Primeiro que tudo, a República de São Tomé (falemos assim para simplificar) é um Estado soberano, embora, talvez o ou um dos mais pequenos de todos os Estados africanos. Portugal não tem qualquer tipo de tutela sobre aquela democracia e, mais ainda, é tão pobre que pouco auxílio pode dar à sua ex-colónia. Deste modo, é natural que o governo são-tomense procure os apoios que mais lhe convêm e que vão mais ao encontro dos seus objectivos de desenvolvimento.

Claro que pode ser preocupante, aquando da análise da geopolítica mundial, São Tomé fazer acordos com a Rússia e pôr de lado os EUA, mas isso é um “mercado” que está em aberto para todos aqueles que souberem fazer a melhor oferta.

O que é que a Rússia pode ganhar com um acordo militar com São Tomé? Muito, direi eu. E vamos ver qual a razão.

 

São Tomé vai ter participação na exploração do petróleo no Golfo da Guiné; logo, situa-se numa zona de potenciais conflitos e tem de estar sob a asa protectora de alguma grande potência. Assim, Moscovo não só pode oferecer protecção militar como, estrategicamente, tem uma ponta-de-lança enfiada no meio de um forte grupo de interesses petrolíferos, afastando os EUA da hegemonia dessa fonte de energia fóssil.

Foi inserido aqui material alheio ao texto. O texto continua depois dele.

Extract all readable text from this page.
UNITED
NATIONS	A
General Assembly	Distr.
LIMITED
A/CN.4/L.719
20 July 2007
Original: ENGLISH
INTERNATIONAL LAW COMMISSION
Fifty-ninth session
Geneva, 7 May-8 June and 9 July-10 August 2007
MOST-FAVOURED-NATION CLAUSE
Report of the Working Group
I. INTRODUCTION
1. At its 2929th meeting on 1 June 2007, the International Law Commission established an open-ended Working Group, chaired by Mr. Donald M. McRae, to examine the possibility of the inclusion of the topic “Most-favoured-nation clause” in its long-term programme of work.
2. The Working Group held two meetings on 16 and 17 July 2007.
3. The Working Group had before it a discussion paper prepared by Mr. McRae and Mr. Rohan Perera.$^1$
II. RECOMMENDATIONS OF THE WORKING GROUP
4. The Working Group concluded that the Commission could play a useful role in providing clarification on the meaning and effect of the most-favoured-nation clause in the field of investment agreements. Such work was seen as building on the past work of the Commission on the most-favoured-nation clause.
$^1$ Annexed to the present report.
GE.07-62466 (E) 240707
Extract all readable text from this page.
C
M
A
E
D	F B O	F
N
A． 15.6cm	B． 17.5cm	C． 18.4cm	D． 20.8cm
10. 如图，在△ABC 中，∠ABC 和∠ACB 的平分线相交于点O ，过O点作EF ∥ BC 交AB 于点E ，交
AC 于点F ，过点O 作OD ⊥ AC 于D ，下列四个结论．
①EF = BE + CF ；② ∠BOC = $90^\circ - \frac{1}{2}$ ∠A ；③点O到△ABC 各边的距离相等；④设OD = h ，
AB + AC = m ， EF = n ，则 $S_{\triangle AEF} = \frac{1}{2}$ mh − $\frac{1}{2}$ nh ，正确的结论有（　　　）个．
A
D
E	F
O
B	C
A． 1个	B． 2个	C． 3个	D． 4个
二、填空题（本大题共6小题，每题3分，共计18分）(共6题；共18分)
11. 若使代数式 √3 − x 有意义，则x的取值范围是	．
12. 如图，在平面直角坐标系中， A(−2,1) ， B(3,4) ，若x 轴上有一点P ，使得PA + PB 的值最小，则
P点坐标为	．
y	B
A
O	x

Acresce que São Tomé está na rota marítima da América do Sul onde se delineiam posições não alinhadas com Washington e, provavelmente, mais simpatizantes com a Federação Russa. Ora, o que falta a Moscovo é liberdade marítima e este arquipélago “está mesmo à mão de semear” na aproximação ao Brasil.

É evidente que nenhuma das duas principais ilhas deste arquipélago pode servir de base naval ou mesmo aérea para a Rússia, mas serve de ponto de apoio para abastecimento da imensa frota submarina da Federação Russa, pois trata-se de um país onde não haverá o perigo de grandes alterações sociais e políticas que não se “resolvam” em questão de horas. É um Estado tranquilo e muito distante das problemáticas de lutas raciais. Interessante, não é?

 

E o que terá Portugal de fazer para continuar com boas relações diplomáticas com São Tomé? Tudo aquilo que esteja ao alcance das nossas exíguas possibilidades: criar uma linha de bolsas de estudo para alunos santomenses virem frequentar universidades de primeira categoria entre as muitas que temos, disponibilizar manuais escolares feitos segundo os ditames de São Tomé, enviar professores do ensino básico, secundário e superior para participarem no desenvolvimento da aprendizagem local, estabelecer laços de investigação científica em todos os domínios do saber, mas com maior intensidade nas áreas da saúde, na da informática e na da construção civil.

É pouco? É muito? É o que nos garante manter os laços de entendimento com São Tomé e o seu povo, porque, acima de tudo, falamos a mesma língua, levando, assim, vantagem sobre qualquer país que não seja da CPLP. Depois, e mais do que tudo, Portugal deve saber estar junto dos governantes de São Tomé para os ajudar ‒ se precisarem ‒ na tomada de decisões estratégicas, já que nós, portugueses, não temos nada a perder nem a ganhar neste “negócio”.